Mas Dani menegaskan bahwa kunci menikmati trail running adalah progres yang bertahap dan aman. Ia mengingatkan agar pelari tidak terburu-buru naik kategori atau sibuk membandingkan diri dengan orang lain. Fokus utama seharusnya adalah mengenali kemampuan diri sendiri, apalagi saat ini sudah banyak aplikasi berbasis smartwatch maupun platform seperti Strava yang bisa membantu memantau kondisi tubuh dan perkembangan latihan. Data tersebut seharusnya menjadi alat refleksi, bukan pemicu ambisi berlebihan.

Dalam race, disarankan pelari menjalani kategori secara berjenjang dan bertahap. Contohnya, jarak menengah seperti 30 hingga 42 atau 50 kilometer idealnya dicoba beberapa kali sebelum melangkah ke kategori ekstrem seperti 100 kilometer. Ia menekankan bahwa menyelesaikan 50 kilometer bukan berarti otomatis siap menempuh 100 kilometer, karena paruh kedua lomba justru bisa memakan waktu dan energi jauh lebih besar dibandingkan paruh pertama.  Ia juga mengingatkan agar pelari tidak mudah “terbakar” oleh dorongan lingkungan, terutama di komunitas lari, yang sering memicu ambisi untuk mencoba jarak panjang.

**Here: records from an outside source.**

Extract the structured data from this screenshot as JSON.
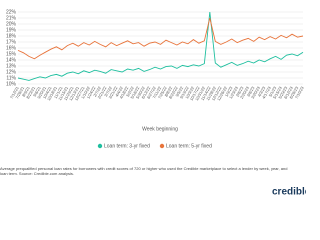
{
  "chart_data": {
    "type": "line",
    "x_label": "Week beginning",
    "caption": "Average prequalified personal loan rates for borrowers with credit scores of 720 or higher who used the Credible marketplace to select a lender by week, year, and loan term. Source: Credible.com analysis.",
    "logo": "credible",
    "categories": [
      "7/12/21",
      "7/26/21",
      "8/9/21",
      "8/23/21",
      "9/6/21",
      "9/20/21",
      "10/4/21",
      "10/18/21",
      "11/1/21",
      "11/15/21",
      "11/29/21",
      "12/13/21",
      "12/27/21",
      "1/10/22",
      "1/24/22",
      "2/7/22",
      "2/21/22",
      "3/7/22",
      "3/21/22",
      "4/4/22",
      "4/18/22",
      "5/2/22",
      "5/16/22",
      "5/30/22",
      "6/13/22",
      "6/27/22",
      "7/11/22",
      "7/25/22",
      "8/8/22",
      "8/22/22",
      "9/5/22",
      "9/19/22",
      "10/3/22",
      "10/17/22",
      "10/31/22",
      "11/14/22",
      "11/28/22",
      "12/12/22",
      "12/26/22",
      "1/9/23",
      "1/23/23",
      "2/6/23",
      "2/20/23",
      "3/6/23",
      "3/20/23",
      "4/3/23",
      "4/17/23",
      "5/1/23",
      "5/15/23",
      "5/29/23",
      "6/12/23",
      "6/26/23",
      "7/10/23"
    ],
    "series": [
      {
        "name": "Loan term: 3-yr fixed",
        "color": "#1fbf9f",
        "values": [
          11.0,
          10.8,
          10.6,
          10.9,
          11.2,
          11.0,
          11.4,
          11.6,
          11.3,
          11.8,
          12.0,
          11.7,
          12.2,
          11.9,
          12.3,
          12.1,
          11.8,
          12.4,
          12.2,
          12.0,
          12.5,
          12.3,
          12.6,
          12.1,
          12.4,
          12.8,
          12.5,
          12.9,
          13.0,
          12.6,
          13.1,
          12.9,
          13.2,
          13.0,
          13.4,
          22.0,
          13.5,
          12.8,
          13.2,
          13.6,
          13.1,
          13.4,
          13.8,
          13.5,
          14.0,
          13.7,
          14.2,
          14.6,
          14.1,
          14.8,
          15.0,
          14.7,
          15.3
        ]
      },
      {
        "name": "Loan term: 5-yr fixed",
        "color": "#e8743b",
        "values": [
          15.6,
          15.2,
          14.6,
          14.2,
          14.8,
          15.3,
          15.8,
          16.2,
          15.7,
          16.4,
          16.8,
          16.3,
          16.9,
          16.5,
          17.1,
          16.6,
          16.2,
          16.9,
          16.4,
          16.8,
          17.2,
          16.7,
          16.9,
          16.3,
          16.8,
          17.0,
          16.6,
          17.3,
          16.9,
          16.5,
          17.0,
          16.7,
          17.4,
          16.8,
          17.2,
          21.0,
          17.1,
          16.6,
          17.0,
          17.5,
          16.9,
          17.3,
          17.6,
          17.1,
          17.8,
          17.4,
          17.9,
          17.5,
          18.1,
          17.7,
          18.3,
          17.8,
          18.0
        ]
      }
    ],
    "ylim": [
      10,
      22
    ],
    "yticks": [
      {
        "value": 10,
        "label": "10%"
      },
      {
        "value": 11,
        "label": "11%"
      },
      {
        "value": 12,
        "label": "12%"
      },
      {
        "value": 13,
        "label": "13%"
      },
      {
        "value": 14,
        "label": "14%"
      },
      {
        "value": 15,
        "label": "15%"
      },
      {
        "value": 16,
        "label": "16%"
      },
      {
        "value": 17,
        "label": "17%"
      },
      {
        "value": 18,
        "label": "18%"
      },
      {
        "value": 19,
        "label": "19%"
      },
      {
        "value": 20,
        "label": "20%"
      },
      {
        "value": 21,
        "label": "21%"
      },
      {
        "value": 22,
        "label": "22%"
      }
    ],
    "grid": true
  }
}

Baik pemula maupun pelari berpengalaman, menurutnya, perlu menahan ego dan tahu kapan harus berhenti. Dalam kondisi cedera atau kelelahan berat, memilih untuk tidak melanjutkan race bukanlah kegagalan, melainkan keputusan bijak.

Sebagai penutup, Mas Dani berpesan bahwa race selalu bisa diulang di kesempatan berikutnya, sementara keselamatan tidak bisa ditawar. Terlebih di rute trail yang menantang, kelelahan dan cedera dapat menurunkan konsentrasi dan meningkatkan risiko. Karena itu, menikmati proses dan menjaga keselamatan harus selalu menjadi prioritas utama dalam trail running.